I consistently appreciate the articles from the Institute for Family Studies, but the recent blog post against using time-out for children by Justin Coulson, Ph.D. represents only one side of an ongoing scientific debate. To be sure, the positive parenting view that parents should only rely on positive methods and never use negative disciplinary consequences is a growing trend in popular parenting books and blogs, such as Dr. Coulson’s. But I take issue with his near-absolute opposition to all negative disciplinary consequences, which lacks adequate scientific support.1

There is an unresolved disagreement between the two major scientific literatures on parental discipline, which roughly aligns with typical child development on the one hand (e.g., Division 7 of the American Psychological Association [APA] and the Society for Research on Child Development), and clinical child psychology on the other (e.g., Division 53 of the APA, the Association for Behavioral and Cognitive Therapies, the American Academy of Pediatrics, and the American Association of Child and Adolescent Psychiatry [AACAP]). The two sides complement each other in many ways. However, they also recommend different disciplinary responses for noncompliance and often denigrate the responses recommended by the other camp.

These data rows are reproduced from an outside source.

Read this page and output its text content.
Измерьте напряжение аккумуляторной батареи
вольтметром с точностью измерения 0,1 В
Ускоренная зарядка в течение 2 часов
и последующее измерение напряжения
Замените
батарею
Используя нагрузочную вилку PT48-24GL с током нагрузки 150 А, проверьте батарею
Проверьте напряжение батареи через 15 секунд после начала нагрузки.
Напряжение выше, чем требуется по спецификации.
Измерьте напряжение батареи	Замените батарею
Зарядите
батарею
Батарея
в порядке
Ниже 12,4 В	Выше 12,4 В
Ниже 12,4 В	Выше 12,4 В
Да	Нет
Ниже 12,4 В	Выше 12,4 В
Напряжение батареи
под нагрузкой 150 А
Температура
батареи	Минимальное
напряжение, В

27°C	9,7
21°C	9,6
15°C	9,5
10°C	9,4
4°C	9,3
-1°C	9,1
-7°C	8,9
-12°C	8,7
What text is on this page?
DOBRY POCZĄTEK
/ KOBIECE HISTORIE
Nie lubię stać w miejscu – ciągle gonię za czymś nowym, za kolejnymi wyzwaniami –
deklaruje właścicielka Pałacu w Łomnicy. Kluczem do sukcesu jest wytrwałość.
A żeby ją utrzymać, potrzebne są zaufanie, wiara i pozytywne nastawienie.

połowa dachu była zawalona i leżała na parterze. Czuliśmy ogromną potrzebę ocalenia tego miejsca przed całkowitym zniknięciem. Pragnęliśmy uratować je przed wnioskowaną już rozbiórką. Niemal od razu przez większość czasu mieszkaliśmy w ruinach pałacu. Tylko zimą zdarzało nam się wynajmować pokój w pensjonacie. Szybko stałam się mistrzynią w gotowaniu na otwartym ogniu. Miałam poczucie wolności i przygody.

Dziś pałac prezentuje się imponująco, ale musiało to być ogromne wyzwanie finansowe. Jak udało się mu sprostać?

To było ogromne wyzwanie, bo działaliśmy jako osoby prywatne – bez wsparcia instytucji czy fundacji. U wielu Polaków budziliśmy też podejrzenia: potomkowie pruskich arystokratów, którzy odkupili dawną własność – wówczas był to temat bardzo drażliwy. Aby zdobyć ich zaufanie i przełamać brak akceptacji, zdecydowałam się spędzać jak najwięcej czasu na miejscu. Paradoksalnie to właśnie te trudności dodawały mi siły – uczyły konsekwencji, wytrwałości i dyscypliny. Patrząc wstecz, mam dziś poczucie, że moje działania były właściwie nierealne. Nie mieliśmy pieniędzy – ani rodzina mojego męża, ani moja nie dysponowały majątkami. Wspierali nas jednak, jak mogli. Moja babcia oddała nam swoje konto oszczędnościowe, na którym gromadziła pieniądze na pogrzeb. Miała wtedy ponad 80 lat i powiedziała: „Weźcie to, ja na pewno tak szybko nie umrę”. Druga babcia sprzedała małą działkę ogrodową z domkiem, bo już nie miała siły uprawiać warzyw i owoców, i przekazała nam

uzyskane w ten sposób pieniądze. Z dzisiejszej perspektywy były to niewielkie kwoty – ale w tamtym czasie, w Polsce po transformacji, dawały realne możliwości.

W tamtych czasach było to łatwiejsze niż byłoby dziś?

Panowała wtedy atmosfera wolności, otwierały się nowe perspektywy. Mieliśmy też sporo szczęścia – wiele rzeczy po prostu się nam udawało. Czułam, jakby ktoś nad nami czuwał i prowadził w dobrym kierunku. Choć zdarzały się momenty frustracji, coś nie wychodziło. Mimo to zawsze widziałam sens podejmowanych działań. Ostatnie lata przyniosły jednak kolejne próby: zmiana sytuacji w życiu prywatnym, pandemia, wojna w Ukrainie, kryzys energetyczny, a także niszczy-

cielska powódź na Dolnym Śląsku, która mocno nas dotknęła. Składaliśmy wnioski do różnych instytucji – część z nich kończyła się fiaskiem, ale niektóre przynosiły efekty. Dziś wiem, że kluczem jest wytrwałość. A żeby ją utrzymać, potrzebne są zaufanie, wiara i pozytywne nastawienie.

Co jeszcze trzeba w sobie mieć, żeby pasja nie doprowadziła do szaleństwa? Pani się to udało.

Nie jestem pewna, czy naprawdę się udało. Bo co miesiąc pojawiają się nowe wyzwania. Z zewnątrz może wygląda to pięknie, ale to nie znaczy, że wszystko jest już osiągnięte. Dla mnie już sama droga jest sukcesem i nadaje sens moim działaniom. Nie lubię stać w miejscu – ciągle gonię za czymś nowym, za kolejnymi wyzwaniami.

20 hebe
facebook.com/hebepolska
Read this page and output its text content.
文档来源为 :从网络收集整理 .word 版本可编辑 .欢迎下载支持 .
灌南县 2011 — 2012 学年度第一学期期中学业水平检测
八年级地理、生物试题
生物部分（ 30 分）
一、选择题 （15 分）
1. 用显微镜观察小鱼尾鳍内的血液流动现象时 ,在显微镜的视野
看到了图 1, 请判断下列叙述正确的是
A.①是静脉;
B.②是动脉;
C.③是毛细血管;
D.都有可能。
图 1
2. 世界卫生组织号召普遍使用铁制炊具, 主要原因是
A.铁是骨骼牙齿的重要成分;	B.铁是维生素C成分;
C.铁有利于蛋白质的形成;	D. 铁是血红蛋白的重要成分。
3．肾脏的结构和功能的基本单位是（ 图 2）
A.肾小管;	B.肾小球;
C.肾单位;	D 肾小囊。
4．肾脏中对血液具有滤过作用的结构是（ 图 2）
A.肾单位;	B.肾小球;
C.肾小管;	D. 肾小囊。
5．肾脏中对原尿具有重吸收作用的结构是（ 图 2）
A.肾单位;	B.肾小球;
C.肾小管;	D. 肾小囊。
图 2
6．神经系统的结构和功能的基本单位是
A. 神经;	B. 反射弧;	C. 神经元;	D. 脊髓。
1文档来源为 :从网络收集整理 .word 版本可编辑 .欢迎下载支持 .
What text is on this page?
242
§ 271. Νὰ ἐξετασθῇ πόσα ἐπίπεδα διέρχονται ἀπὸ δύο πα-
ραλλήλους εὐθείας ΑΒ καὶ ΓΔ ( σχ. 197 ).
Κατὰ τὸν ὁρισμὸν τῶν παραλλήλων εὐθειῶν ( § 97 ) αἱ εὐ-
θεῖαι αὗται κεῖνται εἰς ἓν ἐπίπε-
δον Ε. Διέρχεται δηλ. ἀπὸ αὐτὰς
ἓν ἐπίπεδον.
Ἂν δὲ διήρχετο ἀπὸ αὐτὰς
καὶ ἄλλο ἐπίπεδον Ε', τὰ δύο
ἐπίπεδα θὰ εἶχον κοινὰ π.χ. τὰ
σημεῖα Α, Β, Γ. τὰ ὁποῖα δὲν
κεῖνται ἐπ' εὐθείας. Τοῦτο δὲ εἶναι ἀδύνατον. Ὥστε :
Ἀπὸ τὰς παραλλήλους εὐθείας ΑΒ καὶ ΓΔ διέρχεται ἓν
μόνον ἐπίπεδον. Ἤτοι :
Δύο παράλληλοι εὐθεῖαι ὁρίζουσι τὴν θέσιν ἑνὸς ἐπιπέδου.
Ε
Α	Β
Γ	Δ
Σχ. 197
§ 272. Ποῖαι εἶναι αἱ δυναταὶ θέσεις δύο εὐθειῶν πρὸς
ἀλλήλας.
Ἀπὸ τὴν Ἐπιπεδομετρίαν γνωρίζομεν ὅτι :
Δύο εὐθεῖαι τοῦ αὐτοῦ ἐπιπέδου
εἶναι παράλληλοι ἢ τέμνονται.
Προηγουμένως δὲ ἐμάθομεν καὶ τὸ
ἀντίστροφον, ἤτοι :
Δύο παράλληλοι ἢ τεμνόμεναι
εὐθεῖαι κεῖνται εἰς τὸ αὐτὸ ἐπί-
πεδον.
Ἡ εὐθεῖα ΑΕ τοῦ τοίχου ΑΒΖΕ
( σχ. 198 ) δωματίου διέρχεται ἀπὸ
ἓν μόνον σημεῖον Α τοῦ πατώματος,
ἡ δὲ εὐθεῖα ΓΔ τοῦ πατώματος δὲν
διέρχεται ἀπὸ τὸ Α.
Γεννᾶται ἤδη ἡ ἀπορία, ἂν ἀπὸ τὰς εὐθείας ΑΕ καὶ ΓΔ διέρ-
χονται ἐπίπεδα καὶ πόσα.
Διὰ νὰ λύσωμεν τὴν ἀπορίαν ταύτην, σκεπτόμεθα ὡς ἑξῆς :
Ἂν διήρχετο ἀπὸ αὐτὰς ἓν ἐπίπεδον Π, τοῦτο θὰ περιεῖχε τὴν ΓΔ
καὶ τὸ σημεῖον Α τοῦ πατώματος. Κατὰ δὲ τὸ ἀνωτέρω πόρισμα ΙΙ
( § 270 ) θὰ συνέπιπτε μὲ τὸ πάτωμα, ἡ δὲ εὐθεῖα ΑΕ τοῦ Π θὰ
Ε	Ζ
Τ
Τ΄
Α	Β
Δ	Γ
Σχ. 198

In his recent blog post, Dr. Coulson cites a popular book, No-Drama Discipline,2 whose authors published a similar diatribe against time-out when their book came out in 2014. The clinical child division of APA responded with a letter of protest. According to the APA’s scientific standards, every parent-implemented treatment that is effective for ADHD, Oppositional Defiant Disorder, and Conduct Disorder features time-out as the key response to noncompliance (along with positive responses to appropriate behavior).3 Medical societies, such as the American Academy of Pediatrics and the AACAP, also list behavioral treatments (usually including timeout) as the only non-medication treatment that is scientifically supported for treating ADHD.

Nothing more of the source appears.